En cette période d'examen budgétaire et dans un contexte de déficit record pour le budget de l'Etat, le paquet de niches fiscales subit de nouvelles attaques. Une fois encore, les critiques émanent des rangs de la majorité. En fait, ce ne sont pas des critiques mais des propositions d'amélioration pour renflouer les caisses de l'Etat.

Même l'Elysée est bien moins arcbouté sur le maintien du bouclier fiscal. Claude Guéant, son secrétaire général, a déclaré dans un entretien au Figaro du 7 octobre que le gouvernement est "ouvert" à des amendements parlementaires au budget 2010 visant les "niches fiscales et sociales", dont le coût pour l'Etat ne cesse d'augmenter.

Dispositions mesurées

Les parlementaires réfléchissent donc tous à faire des économies. Plus particulièrement, Philippe Marini, le rapporteur du Budget au Sénat, plaide pour "un abaissement du plafond global de déductibilité des niches de 25.000 à 20.000 euros", a-t-il indiqué à E24 (lire ici l'entretien de Philippe Marini à E24). Une mesure limitée en termes de recettes pour l'Etat mais le sénateur craint qu'une disposition plus contraignante n'ait des répercussions sur l'emploi. Car la réduction ou le crédit d'impôt pour l'emploi d'un salarié à domicile ou les services à la personne ou encore la garde d'un jeune enfant font partie des niches fiscales.

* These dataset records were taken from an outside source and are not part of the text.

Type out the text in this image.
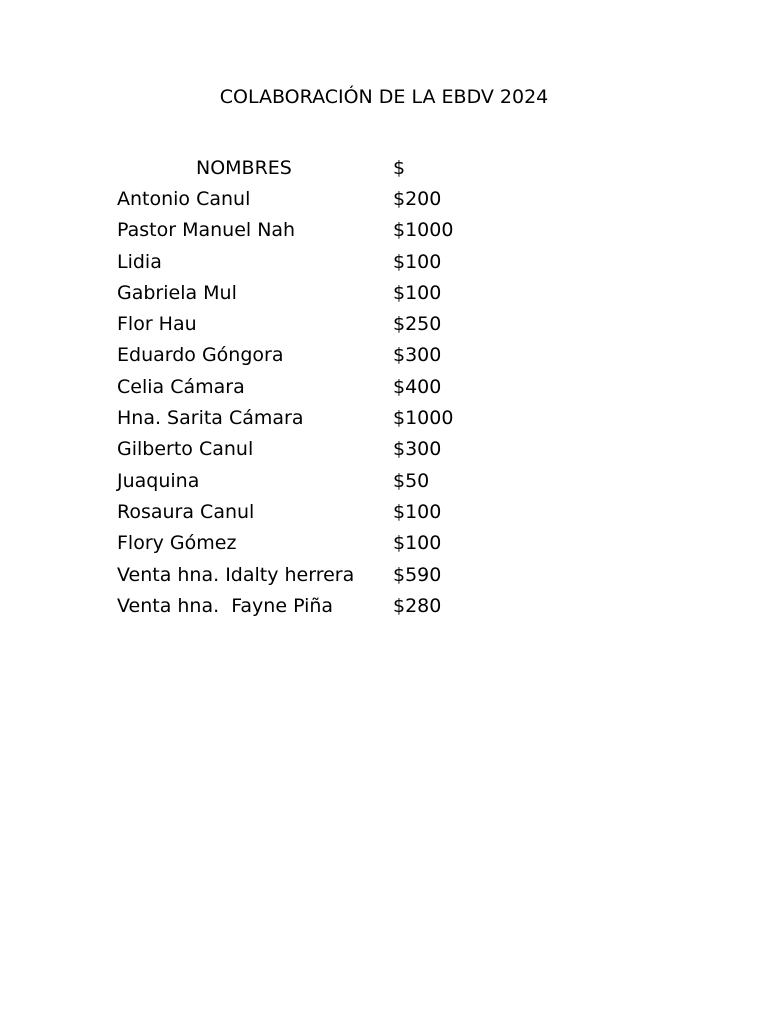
COLABORACIÓN DE LA EBDV 2024
NOMBRES	$
Antonio Canul	$200
Pastor Manuel Nah	$1000
Lidia	$100
Gabriela Mul	$100
Flor Hau	$250
Eduardo Góngora	$300
Celia Cámara	$400
Hna. Sarita Cámara	$1000
Gilberto Canul	$300
Juaquina	$50
Rosaura Canul	$100
Flory Gómez	$100
Venta hna. Idalty herrera	$590
Venta hna.  Fayne Piña	$280
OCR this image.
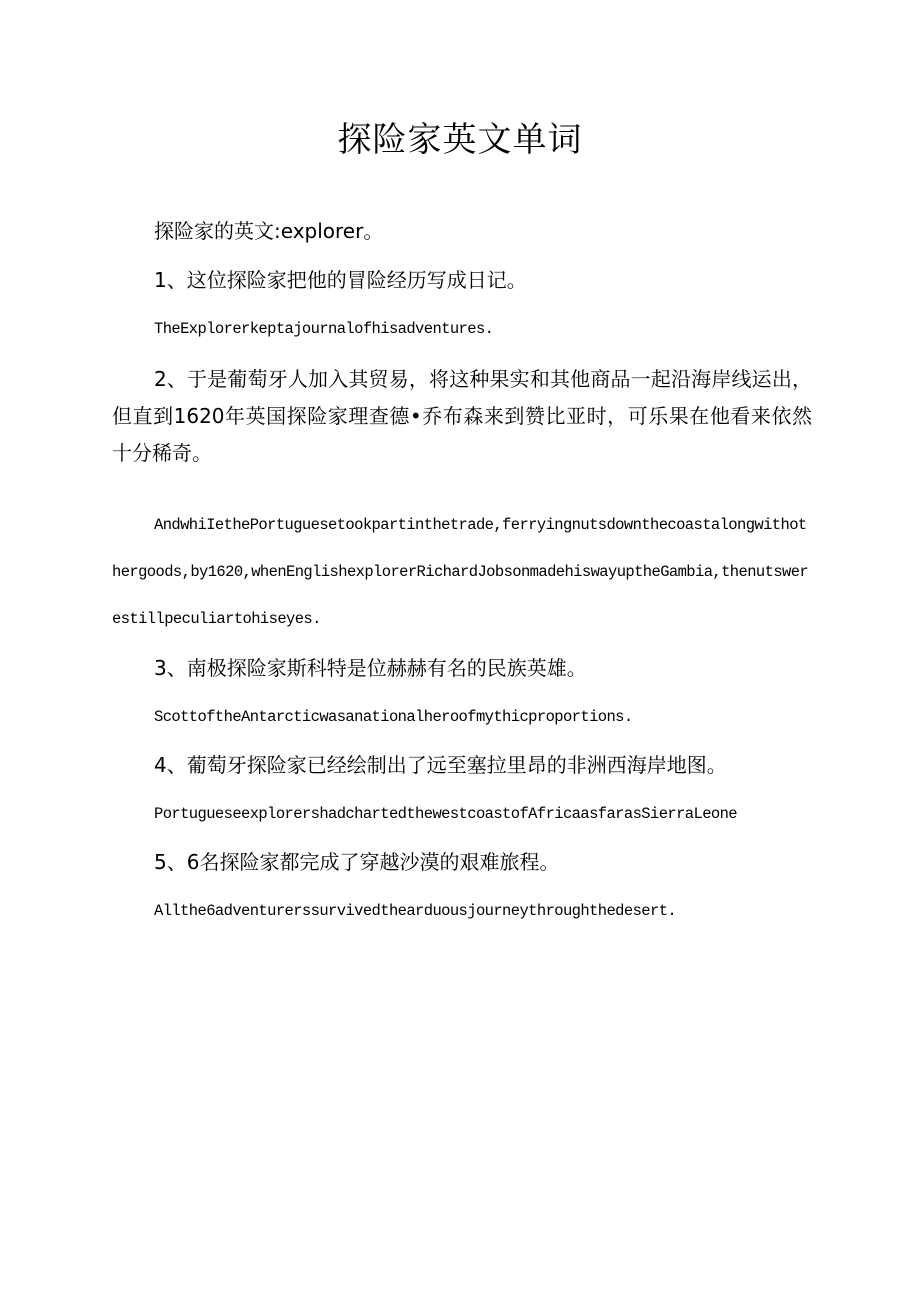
探险家英文单词

探险家的英文:explorer。

1、这位探险家把他的冒险经历写成日记。

TheExplorerkeptajournalofhisadventures.

2、于是葡萄牙人加入其贸易，将这种果实和其他商品一起沿海岸线运出，但直到1620年英国探险家理查德•乔布森来到赞比亚时，可乐果在他看来依然十分稀奇。

AndwhiIethePortuguesetookpartinthetrade,ferryingnutsdownthecoastalongwithothergoods,by1620,whenEnglishexplorerRichardJobsonmadehiswayuptheGambia,thenutswerestillpeculiartohiseyes.

3、南极探险家斯科特是位赫赫有名的民族英雄。

ScottoftheAntarcticwasanationalheroofmythicproportions.

4、葡萄牙探险家已经绘制出了远至塞拉里昂的非洲西海岸地图。

PortugueseexplorershadchartedthewestcoastofAfricaasfarasSierraLeone

5、6名探险家都完成了穿越沙漠的艰难旅程。

Allthe6adventurerssurvivedthearduousjourneythroughthedesert.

Le débat est donc rouvert sur les niches fiscales. En revanche, "le président et le gouvernement opposent un refus catégorique à toute augmentation des prélèvements obligatoires", a rappelé Claude Guéant, "ce serait le meilleur moyen d'affaiblir la croissance au moment même où elle redémarre". Philippe Seguin, président de la Cour des comptes, a récemment jugé "inévitable" la hausse des prélèvements obligatoires.

En hausse

Les "niches fiscales", ces allègements d'impôt que le gouvernement se dit déterminé à contrôler, ont plus augmenté que prévu cette année pour atteindre 70,7 milliards d'euros (75,5 milliards avec les mesures du plan de relance).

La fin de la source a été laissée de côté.